Perspektif

Mungkinkah Terjadi Harmonisasi antara Demokrasi dengan Islam?

3 Mins read

Memang ada perdebatan di antara para pemikir Islam, apakah Islam membawa sekaligus tatanan politik atau hanya sebatas tatanan religius saja. Kondisi ini memang dipengaruhi oleh orientasi Barat dalam memandang agama. Agama atau kepercayaan adalah soal bagaimana manusia mengarungi kehidupannya personally. Meski tidak hanya Barat, karena beberapa kepercayaan yang muncul di Timur pun memandang agama adalah tuntunan way of life. Sebut saja Buddha atau Konghucu, yang dari penganut-penganutnya penulis pernah berdiskusi, adalah dimensi esoteris, alih-alih sampai mencampuri ranah publik layaknya politik.

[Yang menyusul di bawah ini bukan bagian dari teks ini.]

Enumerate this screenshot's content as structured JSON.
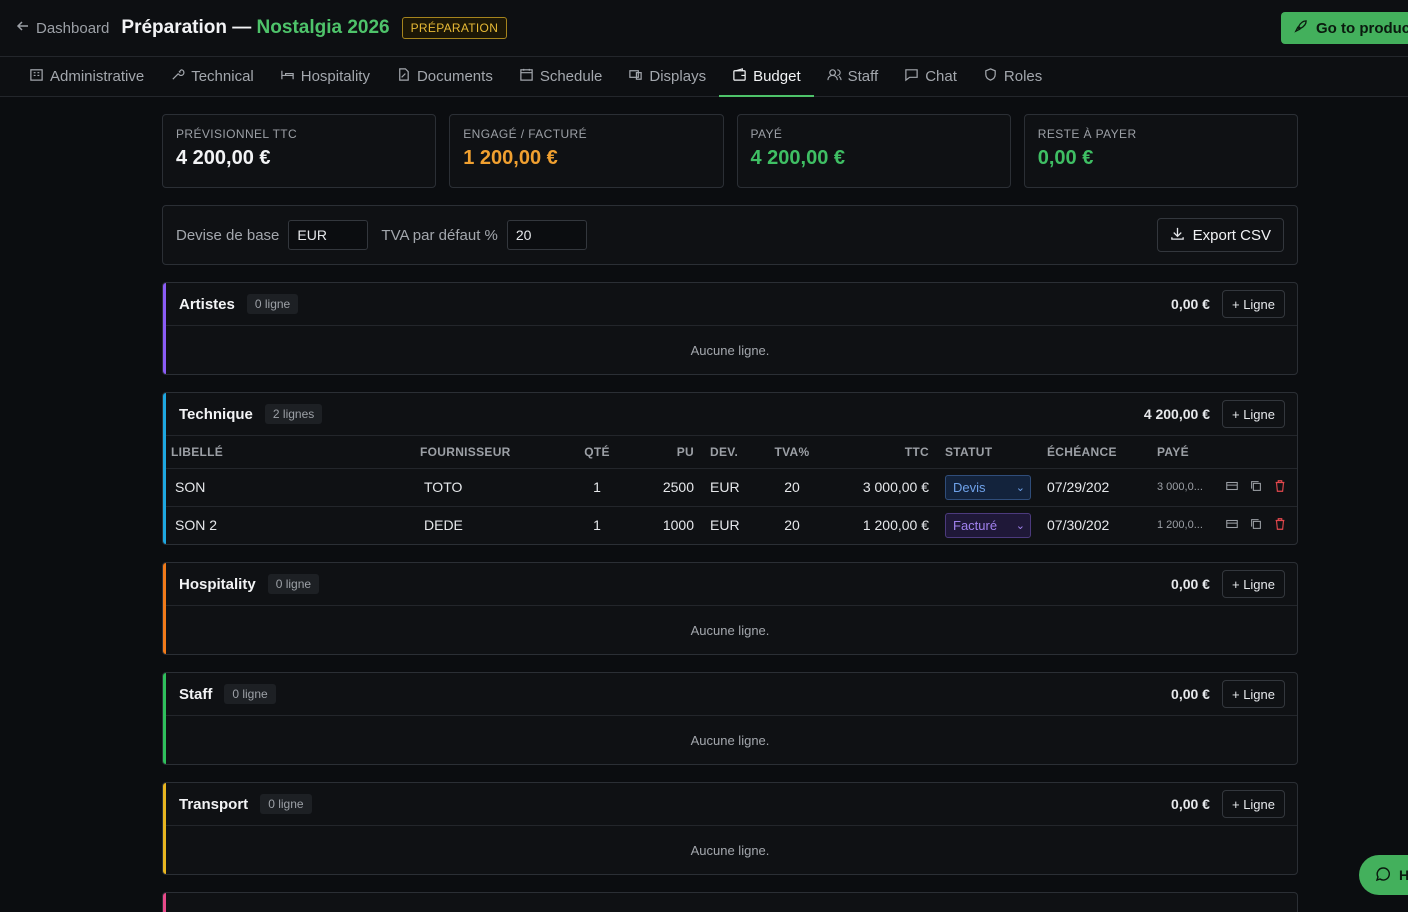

Islam sedikit berbeda dengan kepercayaan lain, karena memang Islam sendiri mendeklarasikan sebagai pelengkap dan penyempurna agama (samawi) sebelumnya (QS Al-Maidah: 48), apalagi agama yang lahir dari peradaban manusia. Islam memuat tuntunan dari hal remeh-temeh sampai urusan publik yang menyangkut hajat hidup luas. Jika agama hanya soal privat, mengapa zakat masuk dalam rukun islam (pilar pokok), dan zakat sendiri murni urusan publik dan sosial, bukan ranah vertikal (habluminallah). Belum lagi penekanan sosial lainnya seperti ritual qurban atau berbuat ihsan terhadap manusia lain.

Politik Islam?

Kembali soal politik, tidak bisa dinafikan bahwa selain tugasnya sebagai Rasul, Muhammad Saw sekaligus mengemban tugas sebagai kepala negara. Sebagai kepala negara, Muhammad Saw memberikan inovasi yang cukup mengesankan kala itu, dengan Madinah Chapter yang bisa dibilang konstitusi tertulis pertama yang memukau dalam sejarah, dibuat melalui prosedur deliberatif. Berisikan pemenuhan hak-hak minoritas, menjadikannya layak sebagai role model pemimpin yang demokratis, di saat para pemimpin lainnya melulu diktator.

Apa yang diinisiasi Muhammad Saw ini tidak berarti dapat ditafsirkan secara serentak bahwa Islam juga menyangkut tatanan politik. Pemikir seperti Abdul Raziq atau M. Husain Haikal misalnya, bahwa meski demikian tidak bisa serta-merta Islam adalah pola politik yang baku, sebab Rasulullah dapat dimaknai jika tidak ada pola baku politik dalam Islam, sehingga dinamika politik sangat terbuka, meskipun dengan garis bawah, pola tersebut tetap berada pada rel Nash, dengan inti yang sama dengan apa yang diimajinasikan oleh seluruh manusia di dunia: distribusi keadilan dan kesejahteraan, serta menentang akumulasi pada individu atau kelompok tertentu.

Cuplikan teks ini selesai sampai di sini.